How to Win Rural Voters Without Losing Liberal Values

Washington Monthly:

This spring, Democrats desperate for signs of a possible political comeback took heart when a young political novice, Jon Ossoff, came within two points of winning a special election in Georgia’s Sixth Congressional District. Ossoff raised a record-breaking $8.3 million in three months and will face Republican Karen Handel in a runoff election on June 20. The seat, once famously occupied by Newt Gingrich, had recently been vacated by Tom Price, Donald Trump’s new secretary of health and human services. Though Price won reelection easily last fall, with 62 percent of the vote, Hillary Clinton ran surprisingly strongly, losing to Trump by only 1.5 percentage points—a vastly better showing than Barack Obama, who in 2012 was trounced by twenty-three points.

In the Washington Post, Paul Kane explained that the Democratic Party was targeting the seat as part of an “emerging strategy of focusing on dozens of GOP seats in diverse, well-educated suburbs across the country in advance of next year’s elections.” The race for Price’s old seat, added the Post’s Greg Sargent, “is being widely examined as a bellwether for 2018, because it’s a lot like many other GOP-held districts that Democrats will target—ones in which Trump won by a very slim margin or lost, and ones that are heavily populated with college-educated white and suburban voters.” NBC News reported that Georgia’s Sixth was one of ninety-seven districts the Democrats had identified in which Trump prevailed with 55 percent or less of the vote.

This strategy is rational if your primary focus is to pick up seats in the House of Representatives in 2018. Districts where Trump did the worst are the obvious low-hanging fruit. Those tend to be places like Georgia’s Sixth: metro areas with growing numbers of the “rising electorate” of college-educated professionals, single women, Millennials, immigrants, and other minorities who formed the core of the Obama coalition.

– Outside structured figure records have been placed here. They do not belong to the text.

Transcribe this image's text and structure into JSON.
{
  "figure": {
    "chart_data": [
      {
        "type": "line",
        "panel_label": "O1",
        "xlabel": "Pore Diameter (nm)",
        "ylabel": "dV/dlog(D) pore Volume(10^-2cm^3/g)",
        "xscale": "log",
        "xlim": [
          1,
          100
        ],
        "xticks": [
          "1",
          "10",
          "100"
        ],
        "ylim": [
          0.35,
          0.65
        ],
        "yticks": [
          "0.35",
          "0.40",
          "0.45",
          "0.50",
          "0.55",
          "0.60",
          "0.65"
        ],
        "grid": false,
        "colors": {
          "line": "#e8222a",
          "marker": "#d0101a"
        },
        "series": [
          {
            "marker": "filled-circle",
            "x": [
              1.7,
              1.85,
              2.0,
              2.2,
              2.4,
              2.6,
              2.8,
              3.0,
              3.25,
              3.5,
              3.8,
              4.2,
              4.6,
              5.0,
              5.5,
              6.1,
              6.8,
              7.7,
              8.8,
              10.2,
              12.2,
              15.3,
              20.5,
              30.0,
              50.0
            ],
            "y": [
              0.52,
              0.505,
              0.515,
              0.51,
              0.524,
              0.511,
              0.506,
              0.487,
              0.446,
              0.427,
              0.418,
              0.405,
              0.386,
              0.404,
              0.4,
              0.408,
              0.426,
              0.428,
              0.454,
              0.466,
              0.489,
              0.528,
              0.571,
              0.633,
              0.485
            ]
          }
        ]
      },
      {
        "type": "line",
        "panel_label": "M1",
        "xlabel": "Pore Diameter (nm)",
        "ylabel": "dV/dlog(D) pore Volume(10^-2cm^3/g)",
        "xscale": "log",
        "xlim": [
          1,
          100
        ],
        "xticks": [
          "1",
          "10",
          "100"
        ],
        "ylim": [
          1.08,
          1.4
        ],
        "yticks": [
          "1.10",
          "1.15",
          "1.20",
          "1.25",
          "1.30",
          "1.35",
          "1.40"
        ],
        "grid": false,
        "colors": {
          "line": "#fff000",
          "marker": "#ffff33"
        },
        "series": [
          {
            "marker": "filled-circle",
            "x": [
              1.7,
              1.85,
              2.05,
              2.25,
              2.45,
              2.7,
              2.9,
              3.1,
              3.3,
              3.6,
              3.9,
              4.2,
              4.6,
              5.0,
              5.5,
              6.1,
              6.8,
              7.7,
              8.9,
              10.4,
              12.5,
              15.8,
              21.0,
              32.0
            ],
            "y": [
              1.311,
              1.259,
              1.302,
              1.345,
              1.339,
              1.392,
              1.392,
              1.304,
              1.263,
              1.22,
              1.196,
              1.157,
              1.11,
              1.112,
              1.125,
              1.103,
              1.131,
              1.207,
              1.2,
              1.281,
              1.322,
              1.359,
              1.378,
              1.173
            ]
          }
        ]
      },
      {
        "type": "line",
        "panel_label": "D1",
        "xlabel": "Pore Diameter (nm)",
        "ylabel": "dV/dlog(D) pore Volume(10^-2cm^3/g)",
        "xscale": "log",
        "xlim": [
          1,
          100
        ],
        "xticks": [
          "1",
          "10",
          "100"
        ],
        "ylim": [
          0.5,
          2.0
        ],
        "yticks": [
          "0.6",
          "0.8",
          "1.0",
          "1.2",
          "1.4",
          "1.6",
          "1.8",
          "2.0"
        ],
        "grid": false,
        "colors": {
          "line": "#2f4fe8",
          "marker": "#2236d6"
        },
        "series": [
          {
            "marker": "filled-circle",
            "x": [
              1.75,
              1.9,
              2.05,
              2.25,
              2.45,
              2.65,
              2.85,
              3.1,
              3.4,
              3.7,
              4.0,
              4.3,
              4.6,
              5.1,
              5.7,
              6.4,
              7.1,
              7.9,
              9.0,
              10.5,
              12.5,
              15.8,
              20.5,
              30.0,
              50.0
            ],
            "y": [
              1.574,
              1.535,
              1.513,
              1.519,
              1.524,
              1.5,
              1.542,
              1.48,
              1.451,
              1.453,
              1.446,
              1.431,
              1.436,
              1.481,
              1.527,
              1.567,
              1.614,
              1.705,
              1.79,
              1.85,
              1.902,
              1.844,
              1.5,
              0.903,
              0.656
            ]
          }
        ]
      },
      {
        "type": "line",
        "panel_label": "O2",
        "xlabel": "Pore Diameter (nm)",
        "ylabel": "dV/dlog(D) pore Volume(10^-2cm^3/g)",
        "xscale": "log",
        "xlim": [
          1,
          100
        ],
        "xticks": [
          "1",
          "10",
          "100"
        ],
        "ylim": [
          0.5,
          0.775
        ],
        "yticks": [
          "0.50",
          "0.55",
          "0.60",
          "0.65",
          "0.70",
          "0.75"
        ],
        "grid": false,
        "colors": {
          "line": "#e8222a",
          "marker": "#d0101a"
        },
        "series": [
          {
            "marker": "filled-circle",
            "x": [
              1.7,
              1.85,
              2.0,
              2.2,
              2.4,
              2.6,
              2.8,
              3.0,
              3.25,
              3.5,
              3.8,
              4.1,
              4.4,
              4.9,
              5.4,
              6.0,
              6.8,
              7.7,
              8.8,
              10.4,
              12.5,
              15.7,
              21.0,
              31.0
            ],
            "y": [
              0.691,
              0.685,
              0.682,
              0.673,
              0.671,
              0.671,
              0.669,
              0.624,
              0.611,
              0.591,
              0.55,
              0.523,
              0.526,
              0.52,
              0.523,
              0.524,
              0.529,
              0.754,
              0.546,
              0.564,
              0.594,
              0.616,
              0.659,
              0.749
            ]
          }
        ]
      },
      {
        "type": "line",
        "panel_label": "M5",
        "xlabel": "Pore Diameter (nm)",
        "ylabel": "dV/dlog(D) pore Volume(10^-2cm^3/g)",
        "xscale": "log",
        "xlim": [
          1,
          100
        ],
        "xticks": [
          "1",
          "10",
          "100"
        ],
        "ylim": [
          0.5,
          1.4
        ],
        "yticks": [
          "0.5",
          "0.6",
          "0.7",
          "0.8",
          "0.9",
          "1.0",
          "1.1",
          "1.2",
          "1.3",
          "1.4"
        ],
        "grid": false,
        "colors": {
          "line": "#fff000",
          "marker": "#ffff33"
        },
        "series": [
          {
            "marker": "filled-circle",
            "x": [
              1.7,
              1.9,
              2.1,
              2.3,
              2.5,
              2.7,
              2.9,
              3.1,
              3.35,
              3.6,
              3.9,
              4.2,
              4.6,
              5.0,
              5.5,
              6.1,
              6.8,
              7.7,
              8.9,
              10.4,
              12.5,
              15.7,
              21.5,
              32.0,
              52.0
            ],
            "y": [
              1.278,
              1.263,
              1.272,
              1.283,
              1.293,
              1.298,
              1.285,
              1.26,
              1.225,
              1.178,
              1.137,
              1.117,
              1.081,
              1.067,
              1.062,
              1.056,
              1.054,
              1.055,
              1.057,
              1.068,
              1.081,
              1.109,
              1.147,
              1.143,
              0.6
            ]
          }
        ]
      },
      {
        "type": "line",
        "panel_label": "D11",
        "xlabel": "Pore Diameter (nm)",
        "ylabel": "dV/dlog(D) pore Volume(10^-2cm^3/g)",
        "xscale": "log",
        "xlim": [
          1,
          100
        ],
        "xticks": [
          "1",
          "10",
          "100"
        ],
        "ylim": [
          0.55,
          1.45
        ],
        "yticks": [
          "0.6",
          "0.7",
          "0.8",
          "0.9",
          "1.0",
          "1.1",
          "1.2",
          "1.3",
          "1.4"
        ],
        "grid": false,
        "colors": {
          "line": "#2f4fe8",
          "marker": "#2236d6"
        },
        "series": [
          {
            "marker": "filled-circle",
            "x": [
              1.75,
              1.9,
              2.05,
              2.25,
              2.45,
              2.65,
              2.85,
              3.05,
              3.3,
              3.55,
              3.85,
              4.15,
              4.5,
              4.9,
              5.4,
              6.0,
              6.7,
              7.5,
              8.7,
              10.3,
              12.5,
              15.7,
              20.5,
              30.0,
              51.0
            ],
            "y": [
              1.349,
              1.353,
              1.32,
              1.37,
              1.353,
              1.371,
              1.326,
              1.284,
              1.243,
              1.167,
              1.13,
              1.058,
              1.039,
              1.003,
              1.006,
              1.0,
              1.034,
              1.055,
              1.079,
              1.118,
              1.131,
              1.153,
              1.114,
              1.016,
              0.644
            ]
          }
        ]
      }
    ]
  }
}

The strategy is highly questionable, however, if the goal is to win more broadly—say, the presidency in 2020. After all, the Democrats approached the disastrous 2016 election precisely on the theory that presidential contests are less about persuasion than about turning out your base, and that the most efficient way to turn out your base is to focus on where most of your supporters live. By crafting messages targeted to suburban professionals (and with a heavy assist from Donald Trump’s alienating campaign), the strategy worked well—in those areas. But the overall result was catastrophic. Trump won by much higher percentages than previous GOP presidential candidates in exurban and rural districts—enough (with a little help from the Russians and James Comey) to put him in the White House.